It is called "Distributive Property" for sets.Here is the proof for that,
A ∪ (B ∩ C) = (A ∪ B) ∩ (A ∪ C)
Let x ∈ A ∪ (B ∩ C). If x ∈ A ∪ (B ∩ C) then x is either in A or in (B and C).
x ∈ A or x ∈ (B and C)
x ∈ A or {x ∈ B and x ∈ C}
{x ∈ A or x ∈ B} and {x ∈ A or x ∈ C}
x ∈ (A or B) and x ∈ (A or C)
x ∈ (A ∪ B) ∩ x ∈ (A ∩ C)
x ∈ (A ∪ B) ∩ (A ∪ C)
x∈ A ∪ (B ∩ C) => x ∈ (A ∪ B) ∩ (A ∪ C)
Therefore,
A ∪ (B ∩ C) ⊂ (A ∪ B) ∩ (A ∪ C).........(1)
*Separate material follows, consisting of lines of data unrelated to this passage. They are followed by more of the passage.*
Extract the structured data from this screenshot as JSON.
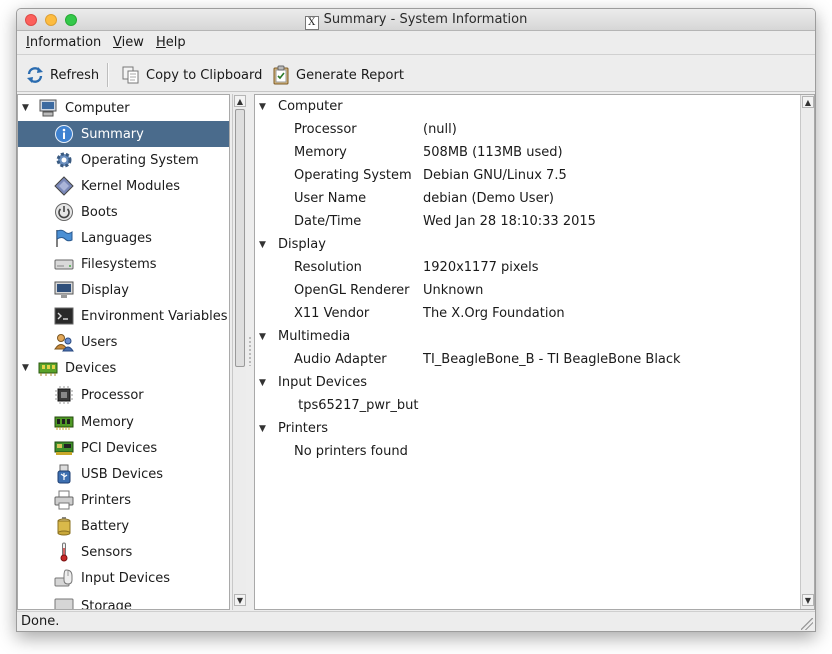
{
  "window": {
    "title": "Summary - System Information",
    "x_logo": "X"
  },
  "menubar": {
    "items": [
      {
        "label": "Information"
      },
      {
        "label": "View"
      },
      {
        "label": "Help"
      }
    ]
  },
  "toolbar": {
    "refresh_label": "Refresh",
    "copy_label": "Copy to Clipboard",
    "report_label": "Generate Report"
  },
  "tree": {
    "items": [
      {
        "label": "Computer",
        "icon": "computer-icon",
        "level": 0,
        "expanded": true
      },
      {
        "label": "Summary",
        "icon": "info-icon",
        "level": 1,
        "selected": true
      },
      {
        "label": "Operating System",
        "icon": "gear-icon",
        "level": 1
      },
      {
        "label": "Kernel Modules",
        "icon": "module-icon",
        "level": 1
      },
      {
        "label": "Boots",
        "icon": "power-icon",
        "level": 1
      },
      {
        "label": "Languages",
        "icon": "flag-icon",
        "level": 1
      },
      {
        "label": "Filesystems",
        "icon": "drive-icon",
        "level": 1
      },
      {
        "label": "Display",
        "icon": "monitor-icon",
        "level": 1
      },
      {
        "label": "Environment Variables",
        "icon": "terminal-icon",
        "level": 1
      },
      {
        "label": "Users",
        "icon": "users-icon",
        "level": 1
      },
      {
        "label": "Devices",
        "icon": "devices-icon",
        "level": 0,
        "expanded": true
      },
      {
        "label": "Processor",
        "icon": "cpu-icon",
        "level": 1
      },
      {
        "label": "Memory",
        "icon": "memory-icon",
        "level": 1
      },
      {
        "label": "PCI Devices",
        "icon": "pci-icon",
        "level": 1
      },
      {
        "label": "USB Devices",
        "icon": "usb-icon",
        "level": 1
      },
      {
        "label": "Printers",
        "icon": "printer-icon",
        "level": 1
      },
      {
        "label": "Battery",
        "icon": "battery-icon",
        "level": 1
      },
      {
        "label": "Sensors",
        "icon": "thermometer-icon",
        "level": 1
      },
      {
        "label": "Input Devices",
        "icon": "input-icon",
        "level": 1
      },
      {
        "label": "Storage",
        "icon": "storage-icon",
        "level": 1
      }
    ]
  },
  "details": {
    "sections": [
      {
        "title": "Computer",
        "rows": [
          {
            "key": "Processor",
            "value": "(null)"
          },
          {
            "key": "Memory",
            "value": "508MB (113MB used)"
          },
          {
            "key": "Operating System",
            "value": "Debian GNU/Linux 7.5"
          },
          {
            "key": "User Name",
            "value": "debian (Demo User)"
          },
          {
            "key": "Date/Time",
            "value": "Wed Jan 28 18:10:33 2015"
          }
        ]
      },
      {
        "title": "Display",
        "rows": [
          {
            "key": "Resolution",
            "value": "1920x1177 pixels"
          },
          {
            "key": "OpenGL Renderer",
            "value": "Unknown"
          },
          {
            "key": "X11 Vendor",
            "value": "The X.Org Foundation"
          }
        ]
      },
      {
        "title": "Multimedia",
        "rows": [
          {
            "key": "Audio Adapter",
            "value": "TI_BeagleBone_B - TI BeagleBone Black"
          }
        ]
      },
      {
        "title": "Input Devices",
        "rows": [
          {
            "key": " tps65217_pwr_but",
            "value": ""
          }
        ]
      },
      {
        "title": "Printers",
        "rows": [
          {
            "key": "No printers found",
            "value": ""
          }
        ]
      }
    ]
  },
  "status": {
    "text": "Done."
  },
  "colors": {
    "selection": "#4a6b8c",
    "window_bg": "#ededed"
  }
}
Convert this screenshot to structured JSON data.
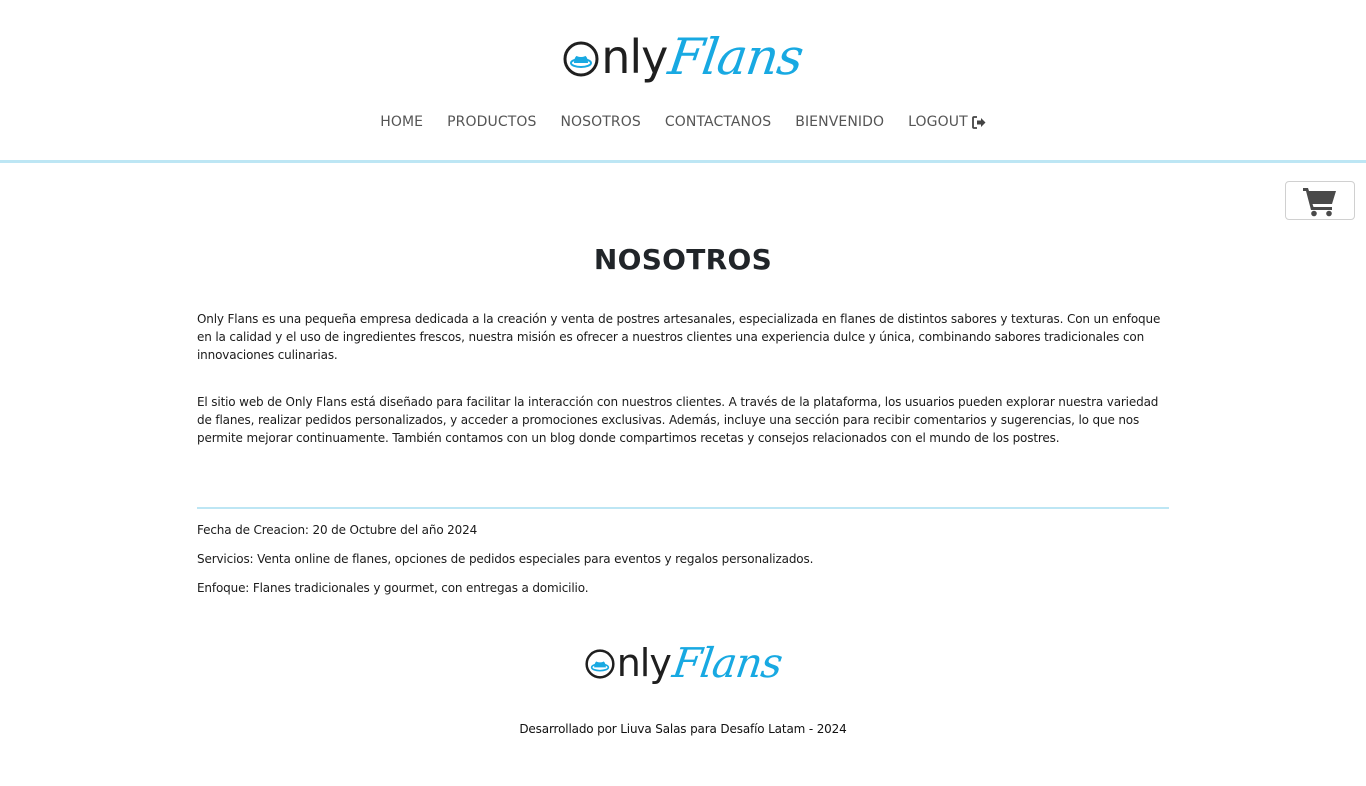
{
  "brand": {
    "only_text": "nly",
    "flans_text": "Flans",
    "accent_color": "#18a9e2",
    "divider_color": "#bde6f4"
  },
  "nav": {
    "items": [
      {
        "label": "HOME"
      },
      {
        "label": "PRODUCTOS"
      },
      {
        "label": "NOSOTROS"
      },
      {
        "label": "CONTACTANOS"
      },
      {
        "label": "BIENVENIDO"
      },
      {
        "label": "LOGOUT",
        "icon": "sign-out-icon"
      }
    ]
  },
  "cart": {
    "icon": "shopping-cart-icon"
  },
  "main": {
    "title": "NOSOTROS",
    "paragraphs": [
      "Only Flans es una pequeña empresa dedicada a la creación y venta de postres artesanales, especializada en flanes de distintos sabores y texturas. Con un enfoque en la calidad y el uso de ingredientes frescos, nuestra misión es ofrecer a nuestros clientes una experiencia dulce y única, combinando sabores tradicionales con innovaciones culinarias.",
      "El sitio web de Only Flans está diseñado para facilitar la interacción con nuestros clientes. A través de la plataforma, los usuarios pueden explorar nuestra variedad de flanes, realizar pedidos personalizados, y acceder a promociones exclusivas. Además, incluye una sección para recibir comentarios y sugerencias, lo que nos permite mejorar continuamente. También contamos con un blog donde compartimos recetas y consejos relacionados con el mundo de los postres."
    ],
    "info": [
      "Fecha de Creacion: 20 de Octubre del año 2024",
      "Servicios: Venta online de flanes, opciones de pedidos especiales para eventos y regalos personalizados.",
      "Enfoque: Flanes tradicionales y gourmet, con entregas a domicilio."
    ]
  },
  "footer": {
    "credit": "Desarrollado por Liuva Salas para Desafío Latam - 2024"
  }
}
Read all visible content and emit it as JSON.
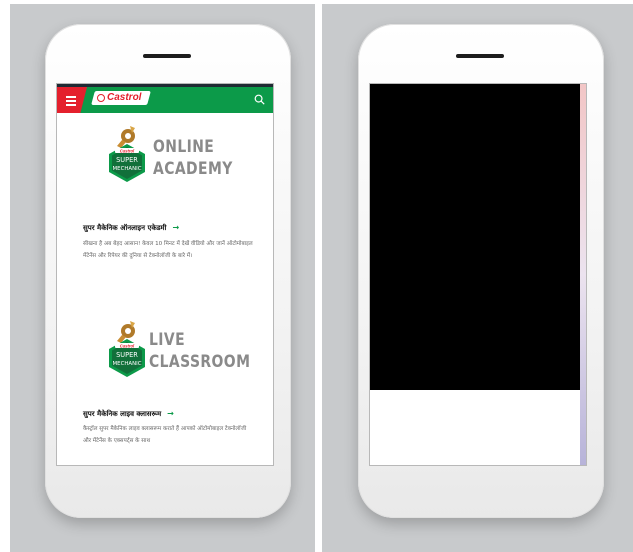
{
  "left_phone": {
    "header": {
      "brand": "Castrol"
    },
    "courses": [
      {
        "badge_text": [
          "Castrol",
          "SUPER",
          "MECHANIC"
        ],
        "title_line1": "ONLINE",
        "title_line2": "ACADEMY",
        "link_label": "सुपर मैकेनिक ऑनलाइन एकेडमी",
        "link_arrow": "→",
        "description": "सीखना है अब बेहद आसान! केवल 10 मिनट में देखें वीडियो और जानें ऑटोमोबाइल मेंटेनेंस और रिपेयर की दुनिया से टेक्नोलॉजी के बारे में।"
      },
      {
        "badge_text": [
          "Castrol",
          "SUPER",
          "MECHANIC"
        ],
        "title_line1": "LIVE",
        "title_line2": "CLASSROOM",
        "link_label": "सुपर मैकेनिक लाइव क्लासरूम",
        "link_arrow": "→",
        "description": "कैस्ट्रॉल सुपर मैकेनिक लाइव क्लासरूम कराते हैं आपको ऑटोमोबाइल टेक्नोलॉजी और मेंटेनेंस के एक्सपर्ट्स के साथ"
      }
    ]
  },
  "right_phone": {},
  "colors": {
    "castrol_green": "#0c9a49",
    "castrol_red": "#e4202d",
    "title_gray": "#8a8a8a",
    "background_gray": "#c8cacc"
  },
  "icons": [
    "menu-icon",
    "search-icon",
    "wrench-gear-icon",
    "arrow-right-icon"
  ]
}
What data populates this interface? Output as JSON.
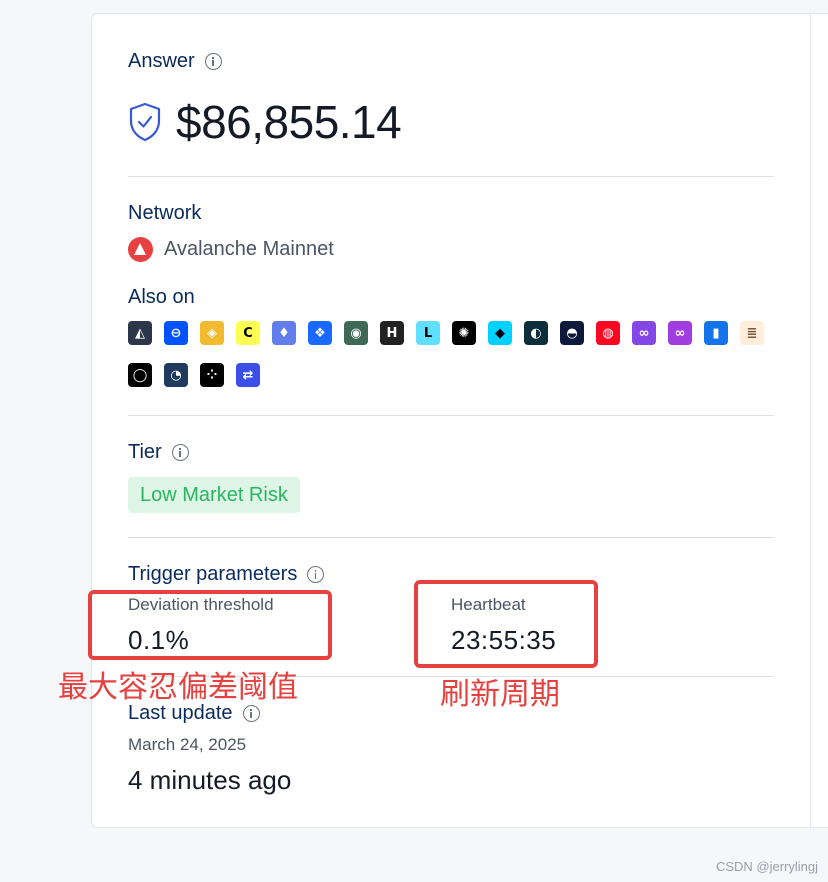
{
  "answer": {
    "label": "Answer",
    "value": "$86,855.14"
  },
  "network": {
    "label": "Network",
    "name": "Avalanche Mainnet"
  },
  "also_on": {
    "label": "Also on",
    "chains": [
      {
        "name": "arbitrum-icon",
        "bg": "#2d374b",
        "glyph": "◭"
      },
      {
        "name": "base-icon",
        "bg": "#0052ff",
        "glyph": "⊖"
      },
      {
        "name": "bnb-chain-icon",
        "bg": "#f3ba2f",
        "glyph": "◈"
      },
      {
        "name": "celo-icon",
        "bg": "#fcff52",
        "glyph": "C",
        "fg": "#000000"
      },
      {
        "name": "ethereum-icon",
        "bg": "#627eea",
        "glyph": "♦"
      },
      {
        "name": "fantom-icon",
        "bg": "#1969ff",
        "glyph": "❖"
      },
      {
        "name": "gnosis-icon",
        "bg": "#3e6957",
        "glyph": "◉"
      },
      {
        "name": "hedera-icon",
        "bg": "#222222",
        "glyph": "H"
      },
      {
        "name": "linea-icon",
        "bg": "#61dfff",
        "glyph": "L",
        "fg": "#000000"
      },
      {
        "name": "mantle-icon",
        "bg": "#000000",
        "glyph": "✺"
      },
      {
        "name": "metis-icon",
        "bg": "#00d2ff",
        "glyph": "◆",
        "fg": "#000000"
      },
      {
        "name": "moonbeam-icon",
        "bg": "#0b2e3a",
        "glyph": "◐"
      },
      {
        "name": "moonriver-icon",
        "bg": "#0e1a3a",
        "glyph": "◓"
      },
      {
        "name": "optimism-icon",
        "bg": "#ff0420",
        "glyph": "◍"
      },
      {
        "name": "polygon-icon",
        "bg": "#8247e5",
        "glyph": "∞"
      },
      {
        "name": "polygon-zkevm-icon",
        "bg": "#a13ce0",
        "glyph": "∞"
      },
      {
        "name": "ronin-icon",
        "bg": "#1273ea",
        "glyph": "▮"
      },
      {
        "name": "scroll-icon",
        "bg": "#ffeeda",
        "glyph": "≣",
        "fg": "#7a5a3a"
      },
      {
        "name": "soneium-icon",
        "bg": "#000000",
        "glyph": "◯"
      },
      {
        "name": "sonic-icon",
        "bg": "#1f3a5f",
        "glyph": "◔"
      },
      {
        "name": "starknet-icon",
        "bg": "#000000",
        "glyph": "⁘"
      },
      {
        "name": "zksync-icon",
        "bg": "#3b4ee8",
        "glyph": "⇄"
      }
    ]
  },
  "tier": {
    "label": "Tier",
    "badge": "Low Market Risk"
  },
  "trigger": {
    "label": "Trigger parameters",
    "deviation_label": "Deviation threshold",
    "deviation_value": "0.1%",
    "heartbeat_label": "Heartbeat",
    "heartbeat_value": "23:55:35"
  },
  "annotations": {
    "deviation_note": "最大容忍偏差阈值",
    "heartbeat_note": "刷新周期"
  },
  "last_update": {
    "label": "Last update",
    "date": "March 24, 2025",
    "relative": "4 minutes ago"
  },
  "watermark": "CSDN @jerrylingj",
  "colors": {
    "label": "#0b2a5c",
    "annotation_red": "#e5413f",
    "badge_bg": "#ddf6e6",
    "badge_text": "#2bb563",
    "avalanche": "#e84142"
  }
}
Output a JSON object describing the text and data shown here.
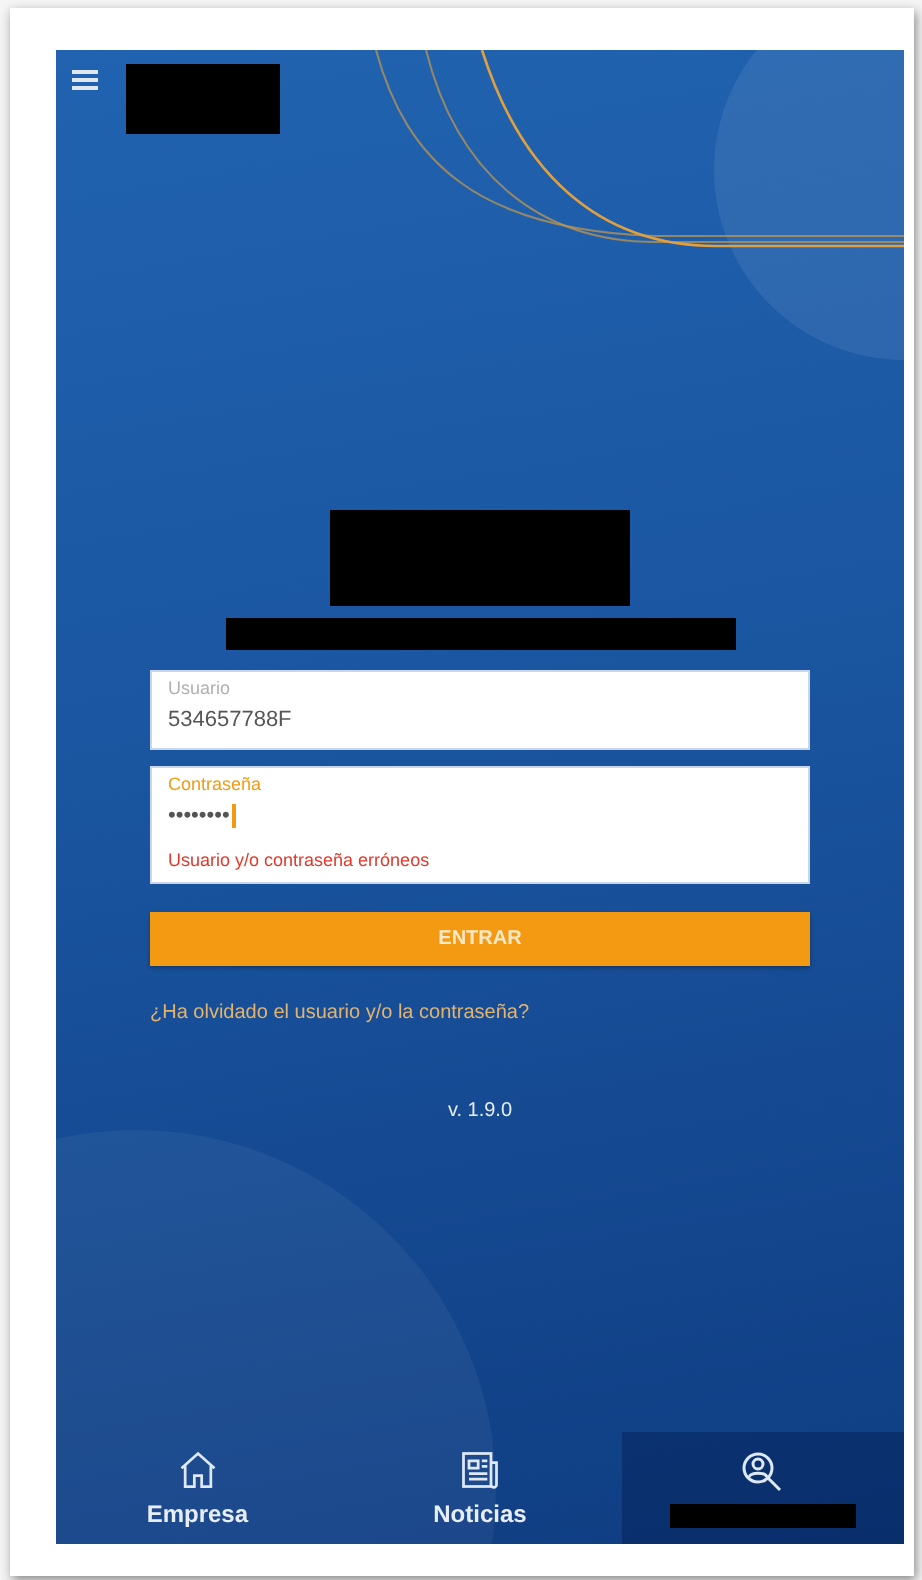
{
  "fields": [
    {
      "label": "Usuario",
      "value": "534657788F",
      "focused": false
    },
    {
      "label": "Contraseña",
      "value": "••••••••",
      "focused": true,
      "error": "Usuario y/o contraseña erróneos"
    }
  ],
  "submit": "ENTRAR",
  "forgot_link": "¿Ha olvidado el usuario y/o la contraseña?",
  "version": "v. 1.9.0",
  "nav": [
    {
      "label": "Empresa",
      "kind": "home",
      "selected": false
    },
    {
      "label": "Noticias",
      "kind": "news",
      "selected": false
    },
    {
      "kind": "search",
      "selected": true
    }
  ]
}
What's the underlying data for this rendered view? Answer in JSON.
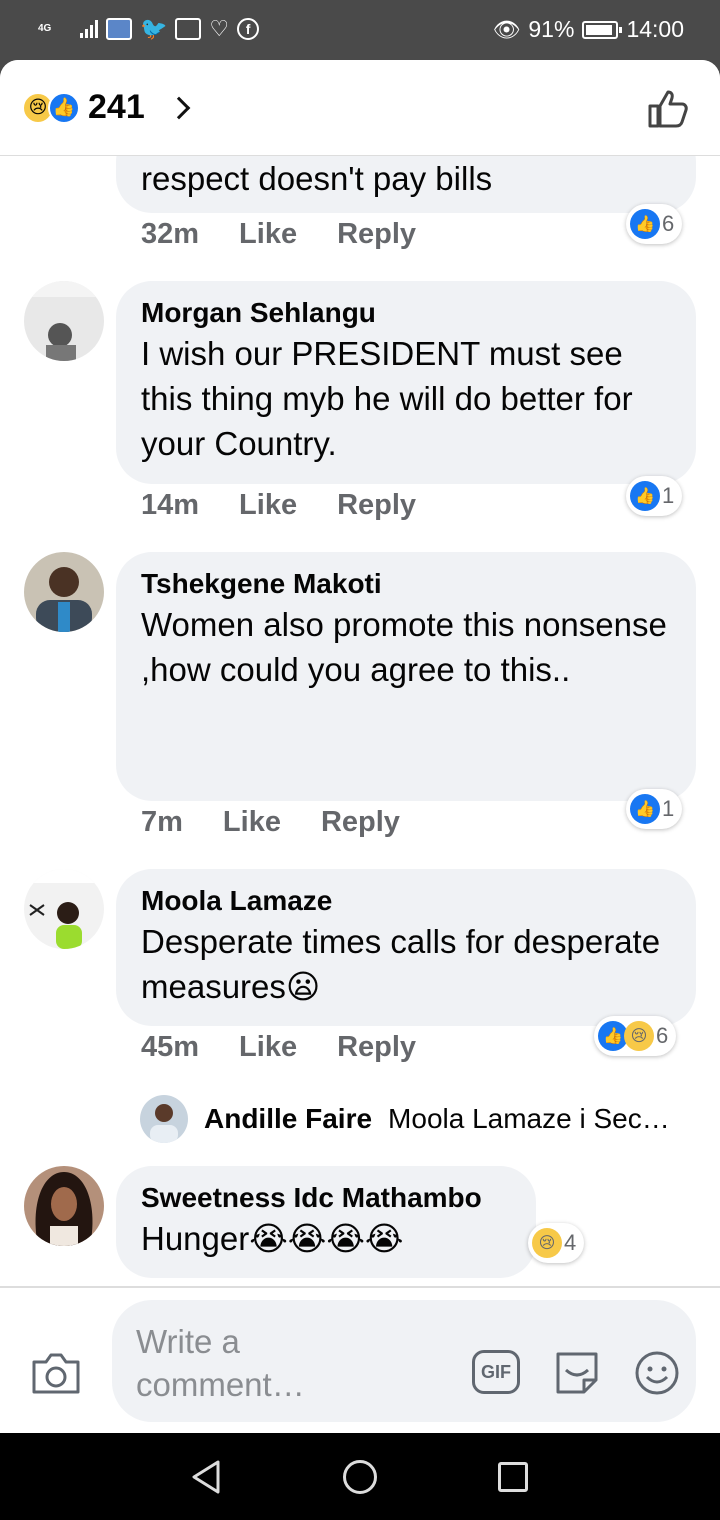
{
  "status_bar": {
    "network": "4G",
    "battery": "91%",
    "time": "14:00",
    "icons": [
      "signal-icon",
      "wallpaper-icon",
      "twitter-icon",
      "calendar-icon",
      "heart-icon",
      "facebook-icon",
      "eye-icon",
      "battery-icon"
    ]
  },
  "header": {
    "reactions": [
      "sad",
      "like"
    ],
    "reaction_count": "241"
  },
  "comments": [
    {
      "name": "",
      "text": "respect doesn't pay bills",
      "time": "32m",
      "like": "Like",
      "reply": "Reply",
      "reactions": [
        "like"
      ],
      "reaction_count": "6"
    },
    {
      "name": "Morgan Sehlangu",
      "text": "I wish  our PRESIDENT must see this thing myb he will do better for your Country.",
      "time": "14m",
      "like": "Like",
      "reply": "Reply",
      "reactions": [
        "like"
      ],
      "reaction_count": "1"
    },
    {
      "name": "Tshekgene Makoti",
      "text": "Women also promote this nonsense  ,how could you agree to this..",
      "time": "7m",
      "like": "Like",
      "reply": "Reply",
      "reactions": [
        "like"
      ],
      "reaction_count": "1"
    },
    {
      "name": "Moola Lamaze",
      "text": "Desperate times calls for desperate measures😦",
      "time": "45m",
      "like": "Like",
      "reply": "Reply",
      "reactions": [
        "like",
        "sad"
      ],
      "reaction_count": "6",
      "reply_preview": {
        "name": "Andille Faire",
        "text": "Moola Lamaze i Sec…"
      }
    },
    {
      "name": "Sweetness Idc Mathambo",
      "text": "Hunger😭😭😭😭",
      "reactions": [
        "sad"
      ],
      "reaction_count": "4"
    }
  ],
  "composer": {
    "placeholder": "Write a comment…",
    "gif_label": "GIF"
  }
}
Let x ∈ (A ∪ B) ∩ (A ∪ C). If x ∈ (A ∪ B) ∩ (A ∪ C) then x is in (A or B) and x is in (A or C).
x ∈ (A or B) and x ∈ (A or C)
{x ∈ A or x ∈ B} and {x ∈ A or x ∈ C}
x ∈ A or {x ∈ B and x ∈ C}
x ∈ A or {x ∈ (B and C)}
x ∈ A ∪ {x ∈ (B ∩ C)}
x ∈ A ∪ (B ∩ C)
x ∈ (A ∪ B) ∩ (A ∪ C) => x ∈ A ∪ (B ∩ C)
Therefore,
(A ∪ B) ∩ (A ∪ C) ⊂ A ∪ (B ∩ C)..........(2)
So ,
A ∪ (B ∩ C) = (A ∪ B) ∩ (A ∪ C)